Eine von mehreren Männern in einem Bus in Neu Delhi brutal vergewaltigte Inderin ist tot. Die 23-Jährige sei am frühen Samstagmorgen (Ortszeit) gestorben, teilte das behandelnde Krankenhaus in Singapur mit. Eine Gruppe Männer hatte die junge Frau vor anderthalb Wochen in einem fahrenden Bus in der indischen Hauptstadt missbraucht, mit einer Eisenstange geschlagen und aus dem Fahrzeug geworfen. Die Tat hatte in Indien zu teilweise gewalttätigen Protesten geführt.

In der Nacht zum Donnerstag war die junge Frau aus der indischen Hauptstadt in die Spezialklinik für Organtransplantationen in Singapur geflogen worden. „Sie litt unter schwerem Organversagen infolge massiver Verletzungen an Köper und Gehirn“, teilte Klinikchef Kelvin Loh mit. „Sie hat lange mutig gegen alle Widrigkeiten ums Überleben gekämpft, aber die Verletzungen ihres Körpers waren einfach zu schwer, um sie zu überwinden.“ Die Familie der jungen Frau sei am Sterbebett gewesen, erklärte Loh.

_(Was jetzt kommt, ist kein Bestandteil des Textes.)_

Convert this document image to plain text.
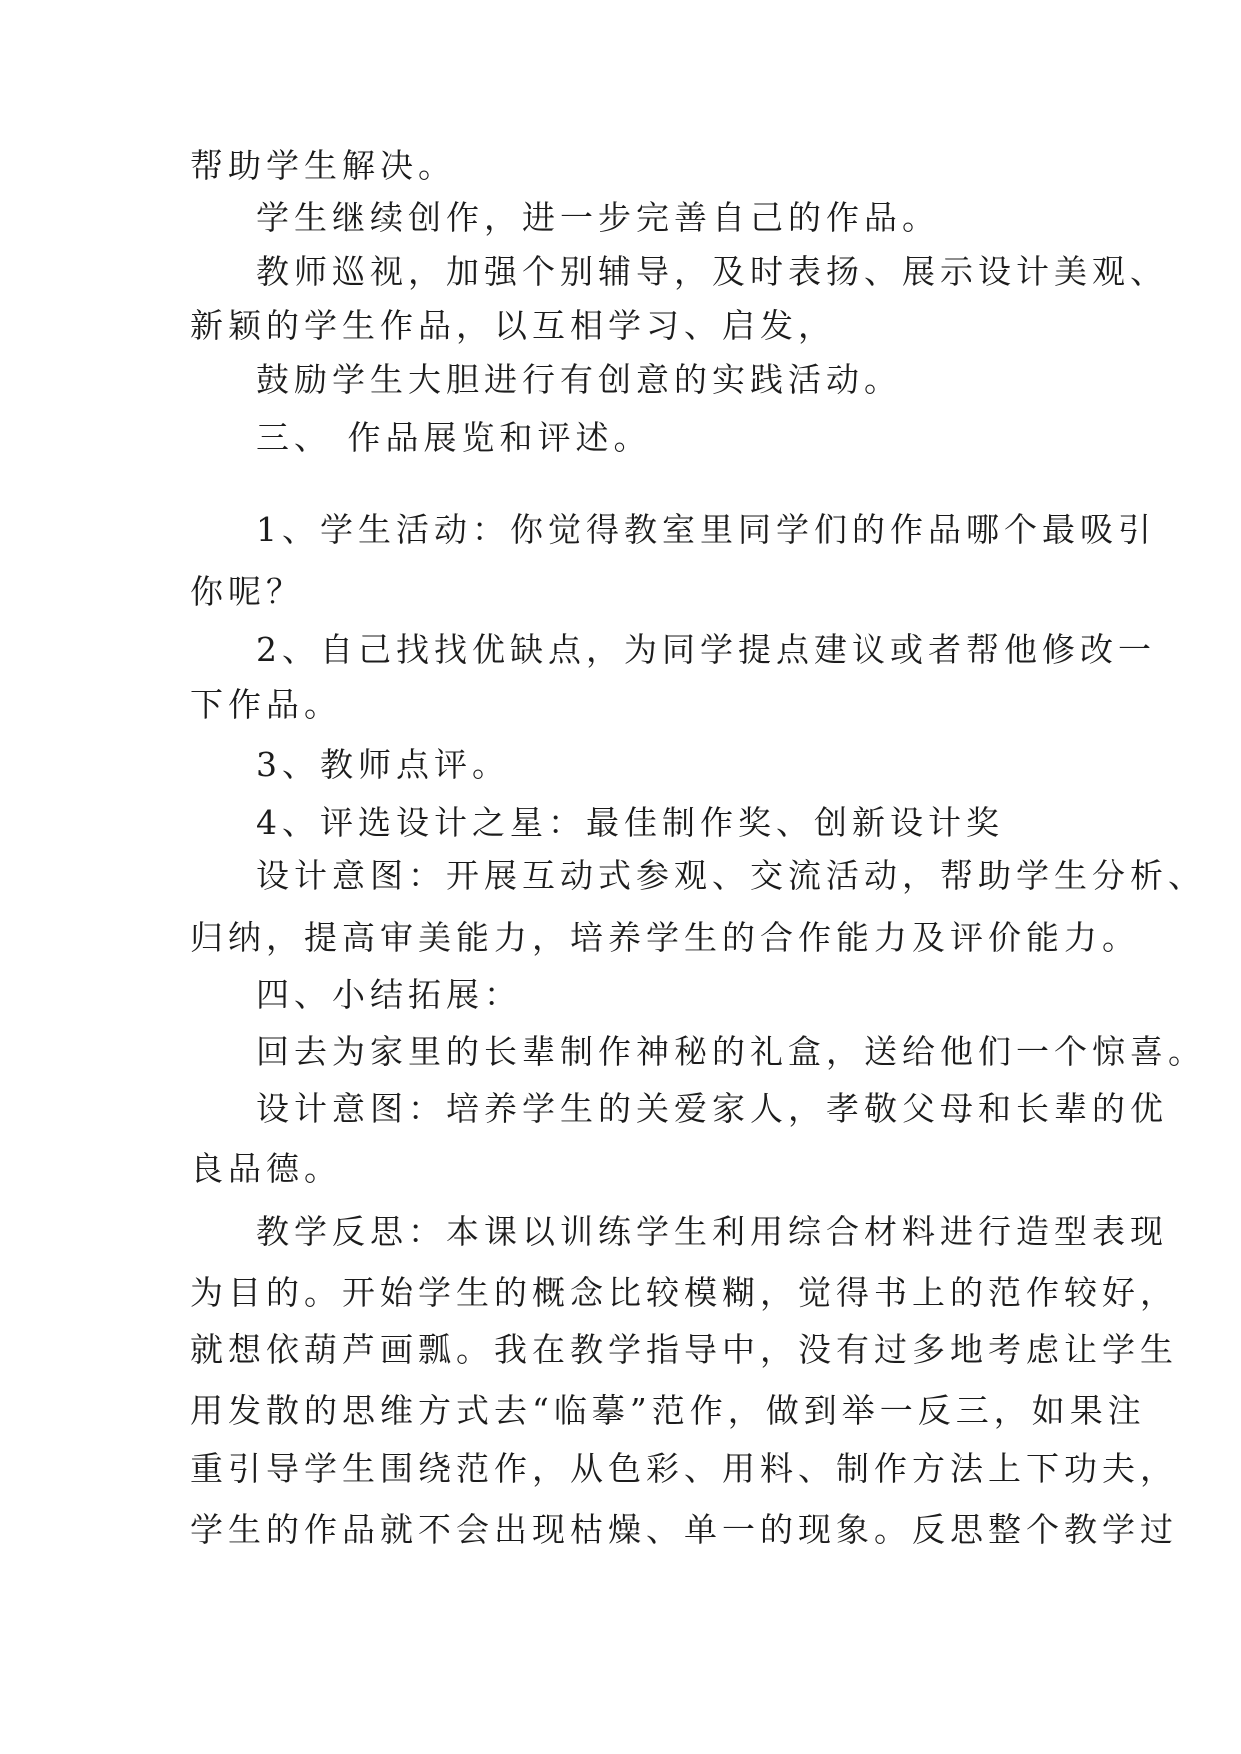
帮助学生解决。

学生继续创作，进一步完善自己的作品。

教师巡视，加强个别辅导，及时表扬、展示设计美观、

新颖的学生作品，以互相学习、启发，

鼓励学生大胆进行有创意的实践活动。

三、 作品展览和评述。

1、学生活动：你觉得教室里同学们的作品哪个最吸引

你呢？

2、自己找找优缺点，为同学提点建议或者帮他修改一

下作品。

3、教师点评。

4、评选设计之星：最佳制作奖、创新设计奖

设计意图：开展互动式参观、交流活动，帮助学生分析、

归纳，提高审美能力，培养学生的合作能力及评价能力。

四、小结拓展：

回去为家里的长辈制作神秘的礼盒，送给他们一个惊喜。

设计意图：培养学生的关爱家人，孝敬父母和长辈的优

良品德。

教学反思：本课以训练学生利用综合材料进行造型表现

为目的。开始学生的概念比较模糊，觉得书上的范作较好，

就想依葫芦画瓢。我在教学指导中，没有过多地考虑让学生

用发散的思维方式去“临摹”范作，做到举一反三，如果注

重引导学生围绕范作，从色彩、用料、制作方法上下功夫，

学生的作品就不会出现枯燥、单一的现象。反思整个教学过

Ein Ärzteteam hatte bei der Frau eine schwere Hirnverletzung sowie Infektionen ihrer Lungen und innerer Organe festgestellt. In Indien sei sie bereits dreimal am Unterleib operiert worden und habe einen Herzstillstand gehabt.

Nach der Vergewaltigung in Neu Delhi waren sechs Männer festgenommen worden. In der indischen Hauptstadt gab es nach Bekanntwerden des Vorfalls immer wieder Demonstrationen für mehr Sicherheit für Frauen. Bei gewalttätigen Ausschreitungen kam ein Polizist ums Leben. Nach dem Tod der jungen Frau werden weiteren Proteste befürchtet.

Die Regierung versprach, die Täter so schnell wie möglich zur Rechenschaft zu ziehen. Erwartet wird, dass der Prozess schon nächste Woche beginnen wird. Das begrüßen viele Demonstranten zwar, doch machten sie auf all jene Fälle aufmerksam, die oft jahrelang verschleppt werden. 100.000 Vergewaltigungsfälle sollen im ganzen Land unerledigt sein.

Die Regierung kündigte weitere Maßnahmen an. So soll nun eine Datenbank vorbereitet werden, in der alle verurteilten Vergewaltiger des Landes erfasst werden. Ihre Namen, Porträtfotos und Adressen sollen auf Internetseiten der Polizei öffentlich sein. In Neu Delhi richtet die Polizei eine spezielle Notrufnummer für Frauen ein. Auch sollen Straßen besser beleuchtet und Busse häufiger kontrolliert werden.